My day goes by so fast. Rather uneventful, again. Alyssa isn't at school today. I wonder what happened. Why did she stay home? Is she sick? As soon as classes are over, I will call her. I need to check on her to see if she is ok.

I reach home, and this is when I remember to call Alyssa, because she is parked in front of my house. What is all this? I walk up to the car, thinking she is inside. No one. I trot up the steps. There she is, pacing back and forth, in front of Maria in my living room. This doesn't look so good. What could possibly be wrong?!

I greet them both.

"Have a seat, Amy," Maria says.

I walk up to Alyssa, disobeying Maria. Alyssa looks so scared. She hands me a piece of paper. I unfold it, and written in terrible handwriting is a message that sends our world upside down.

I will expose you. I know what you are doing with your student. If you wish to keep your job, reputation, and dignity, you will stop.

I walk over to Maria and sit. I don't even know how to feel. I don't know how to react. I hang my head in my hands.
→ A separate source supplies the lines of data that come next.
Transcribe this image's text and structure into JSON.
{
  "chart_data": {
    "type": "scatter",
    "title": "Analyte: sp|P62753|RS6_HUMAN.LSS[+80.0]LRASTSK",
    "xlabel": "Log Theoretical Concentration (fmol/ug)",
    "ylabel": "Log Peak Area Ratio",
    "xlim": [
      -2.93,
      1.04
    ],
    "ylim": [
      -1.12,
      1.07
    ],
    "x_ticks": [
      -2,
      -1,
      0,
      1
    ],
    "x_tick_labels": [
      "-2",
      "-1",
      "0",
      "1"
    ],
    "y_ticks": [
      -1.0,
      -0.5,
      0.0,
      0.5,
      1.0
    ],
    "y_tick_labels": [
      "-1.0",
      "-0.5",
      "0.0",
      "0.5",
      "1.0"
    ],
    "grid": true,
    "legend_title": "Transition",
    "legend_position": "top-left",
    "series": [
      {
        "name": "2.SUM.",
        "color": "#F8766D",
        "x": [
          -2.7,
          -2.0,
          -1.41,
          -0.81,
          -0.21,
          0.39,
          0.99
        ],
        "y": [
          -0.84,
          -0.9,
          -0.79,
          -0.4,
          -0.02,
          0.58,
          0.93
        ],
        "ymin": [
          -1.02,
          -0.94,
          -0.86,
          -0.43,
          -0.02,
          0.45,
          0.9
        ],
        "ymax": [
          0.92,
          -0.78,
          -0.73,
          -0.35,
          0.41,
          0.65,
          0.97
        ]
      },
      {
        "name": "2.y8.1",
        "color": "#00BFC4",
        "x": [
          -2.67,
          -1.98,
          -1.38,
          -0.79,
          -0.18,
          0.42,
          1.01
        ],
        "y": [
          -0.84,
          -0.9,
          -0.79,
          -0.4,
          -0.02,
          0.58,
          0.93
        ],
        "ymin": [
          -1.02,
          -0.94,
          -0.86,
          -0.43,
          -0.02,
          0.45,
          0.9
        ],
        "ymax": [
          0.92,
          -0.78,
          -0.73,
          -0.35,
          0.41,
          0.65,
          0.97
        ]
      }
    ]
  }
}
Who could have sent this? Who could possibly know? I am very careful with Alyssa. This is the very thing I didn't want for her.

Alyssa keeps pacing back and forth. I can see how scared and unsettled she is.

"Alyssa, sit. We need to think."

"Think? There is no thinking now, Amy. There is only one thing to do. We must end this. Here and now."

My eyes instantly get teary. I hang my head again. I can't let her see how much her words hurt me. I don't even know why I have this reaction. It has never been a problem walking away before.

She takes her place in front of me and stoops to my level.

"Amy, I'm very sorry. This has to stop. I can't do this anymore."

I don't give a damn at this point. I bring my teary eyes to lock with hers. I don't care if she sees I'm hurt. I nod in agreement. I get up and leave the room. I just need to walk.